Anthropic says ‘evil’ portrayals of AI had been liable for Claude’s blackmail makes an attempt

Fictional portrayals of synthetic intelligence can have an actual impact on AI fashions, in keeping with Anthropic.

Final yr, the corporate mentioned that in pre-release exams involving a fictional firm, Claude Opus 4 would typically attempt to blackmail engineers to keep away from being changed by one other system. Anthropic later revealed analysis suggesting that fashions from different corporations had related points with “agentic misalignment.”

Apparently Anthropic has achieved extra work round that habits, claiming in a put up on X, “We consider the unique supply of the habits was web textual content that portrays AI as evil and involved in self-preservation.”

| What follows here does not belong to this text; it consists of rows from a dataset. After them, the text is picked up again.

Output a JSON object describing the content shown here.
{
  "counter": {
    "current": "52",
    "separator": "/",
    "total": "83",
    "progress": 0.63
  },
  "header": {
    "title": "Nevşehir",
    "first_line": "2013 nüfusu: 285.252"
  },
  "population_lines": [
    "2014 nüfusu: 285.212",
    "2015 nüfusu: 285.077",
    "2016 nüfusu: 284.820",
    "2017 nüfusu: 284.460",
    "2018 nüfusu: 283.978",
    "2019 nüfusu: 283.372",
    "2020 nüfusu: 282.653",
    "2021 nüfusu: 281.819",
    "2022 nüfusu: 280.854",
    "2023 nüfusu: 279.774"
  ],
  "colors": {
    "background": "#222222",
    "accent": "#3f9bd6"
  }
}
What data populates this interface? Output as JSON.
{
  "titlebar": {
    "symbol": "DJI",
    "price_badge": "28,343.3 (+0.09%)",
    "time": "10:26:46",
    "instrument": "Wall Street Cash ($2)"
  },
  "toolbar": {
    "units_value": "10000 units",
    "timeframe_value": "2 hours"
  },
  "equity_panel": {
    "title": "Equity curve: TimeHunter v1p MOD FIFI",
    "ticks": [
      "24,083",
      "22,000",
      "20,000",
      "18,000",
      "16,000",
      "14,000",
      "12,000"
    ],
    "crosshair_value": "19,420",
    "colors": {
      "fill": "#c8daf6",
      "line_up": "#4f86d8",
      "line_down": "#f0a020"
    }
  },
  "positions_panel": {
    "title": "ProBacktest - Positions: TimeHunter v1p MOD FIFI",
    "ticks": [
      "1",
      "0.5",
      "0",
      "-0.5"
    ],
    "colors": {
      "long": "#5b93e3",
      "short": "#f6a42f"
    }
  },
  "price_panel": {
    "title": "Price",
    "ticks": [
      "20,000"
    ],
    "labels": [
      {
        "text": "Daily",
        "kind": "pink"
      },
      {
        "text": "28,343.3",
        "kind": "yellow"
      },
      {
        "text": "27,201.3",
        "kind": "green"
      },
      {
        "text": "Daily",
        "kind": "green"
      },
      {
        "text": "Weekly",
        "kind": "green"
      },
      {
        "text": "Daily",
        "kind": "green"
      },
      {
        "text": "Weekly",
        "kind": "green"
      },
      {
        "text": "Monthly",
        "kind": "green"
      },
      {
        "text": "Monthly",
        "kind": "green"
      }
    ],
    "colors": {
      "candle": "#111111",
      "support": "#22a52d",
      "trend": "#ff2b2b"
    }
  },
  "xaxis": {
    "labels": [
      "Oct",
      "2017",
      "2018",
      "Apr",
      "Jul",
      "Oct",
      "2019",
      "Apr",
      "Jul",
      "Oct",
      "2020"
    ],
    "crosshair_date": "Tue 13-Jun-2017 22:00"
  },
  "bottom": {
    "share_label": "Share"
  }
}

The corporate went into extra element in a weblog put up stating that since Claude Haiku 4.5, Anthropic’s fashions “by no means interact in blackmail [during testing], the place earlier fashions would typically achieve this as much as 96% of the time.”

What accounts for the distinction? The corporate mentioned it discovered that coaching on “paperwork about Claude’s structure and fictional tales about AIs behaving admirably enhance alignment.”

Associated, Anthropic mentioned that it discovered coaching to be more practical when it consists of “the ideas underlying aligned habits” and never simply “demonstrations of aligned habits alone.”

“Doing each collectively seems to be the best technique,” the corporate mentioned.

Techcrunch occasion

San Francisco, CA
|
October 13-15, 2026

What's Hot

Whoop Will Quickly Let You Discuss to a Physician With out Leaving Its App

Instacart Promo Code: $15 Off | Could 2026

You don’t want to interrupt the financial institution to get a robust keyboard: listed below are my high 7 picks beneath $120, together with mechanical and magnetic decks

Instacart Promo Code: $15 Off | Could 2026

FCC to permit banned drones and routers to obtain crucial updates till 2029

Quordle hints and solutions for Monday, Might 11 (recreation #1568)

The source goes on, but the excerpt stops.